今日、組織小売業と言われているスーパー・コンビニンスから求められる物は、一般加工食品・菓子の品揃えの300社前後のメーカー、1500前後のアイテムの品揃えが卸に求められております。

組織小売業から卸売業が求められているものは
1、 納入商品は欠品をゼロにして頂きたい。
2、 納入商品の日付けは一番新しいもの
3、 発注から納入のリードタイムを短縮して頂きたい
4、 クイックレスポンスの徹底して頂きたい(返事を早く)
5、 ローコストオペレーションの徹底して頂きたい(配送等コストの低減)
6、 卸売の独自の情報を提供して頂きたい(卸売は色々な地域・色々な得意先を得意先に持っていますから)
10年以上前になりますが、バブルがはじけて、価格破壊が起こりました、下落幅は7~8%近くになっており、卸業者としても役割確保すべく小売業者の方々と一緒に取り組みました。主なものは E、O、S(eloctnrinic,orderlinng,system)です。
この大変な費用が掛かるEOSが徹底出来なかった卸売業者の選別に繋がりました。地方の卸業者が大手卸売業者の傘下に入ったり、もしくは脱落していきました。

組織小売業にたいして、卸売業者は現在、二つの形態の倉庫物流を備えております。
一つはDCセンター(distribution center)の保管・管理型です。
二つはTCセンター(transter center)通過型です

DCセンターはメーカーから直接DCセンターに荷物を納入出来ます。商品を切らす事のないように各商品ごとに、卸売業者が仕入れ責任を持ちます。

TCセンターは卸売業の倉庫(一般の汎用対応型倉庫)から店舗ごとに仕分けして、TCセンターに持ち込みます。
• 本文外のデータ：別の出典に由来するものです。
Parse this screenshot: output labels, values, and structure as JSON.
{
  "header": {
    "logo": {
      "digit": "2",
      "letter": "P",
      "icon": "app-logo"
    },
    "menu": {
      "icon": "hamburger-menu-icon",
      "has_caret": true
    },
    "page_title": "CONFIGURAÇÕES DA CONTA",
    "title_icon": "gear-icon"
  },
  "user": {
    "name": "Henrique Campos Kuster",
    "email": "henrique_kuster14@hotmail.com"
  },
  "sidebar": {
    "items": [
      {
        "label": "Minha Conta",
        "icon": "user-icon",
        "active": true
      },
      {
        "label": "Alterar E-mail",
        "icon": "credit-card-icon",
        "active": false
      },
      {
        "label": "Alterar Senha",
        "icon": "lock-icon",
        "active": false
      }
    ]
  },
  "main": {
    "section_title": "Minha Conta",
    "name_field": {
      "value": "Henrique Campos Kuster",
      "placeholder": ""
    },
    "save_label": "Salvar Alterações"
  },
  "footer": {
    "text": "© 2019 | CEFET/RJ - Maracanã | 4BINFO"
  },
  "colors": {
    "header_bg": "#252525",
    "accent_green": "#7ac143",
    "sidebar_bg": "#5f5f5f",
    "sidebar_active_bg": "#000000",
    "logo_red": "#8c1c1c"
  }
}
TCセンターでは各卸業者から持ち込まれた物を店舗ごとに、まとめて各店舗に配送いたします。

ここで課題にになるのは、両センターとも大変な経費が掛かります、メーカーに負担をお願い致しますが、お互いの力関係が重要になってきます。
色々な業種がありますが、その業種の一割のシエアーを超える事が大事な事だと考えます。食品卸売業の全体は約40兆円近くになりますので、4兆円が一卸売業者の目標だと考えます。-

提案型営業ですが年間52週ありますが、土日と平日に分けて、104週の企画を小売業の方と一緒になって企画をしなければなりません。
ここで重要なのは信用が一番大切です、相手に信頼されなければ成らないからです。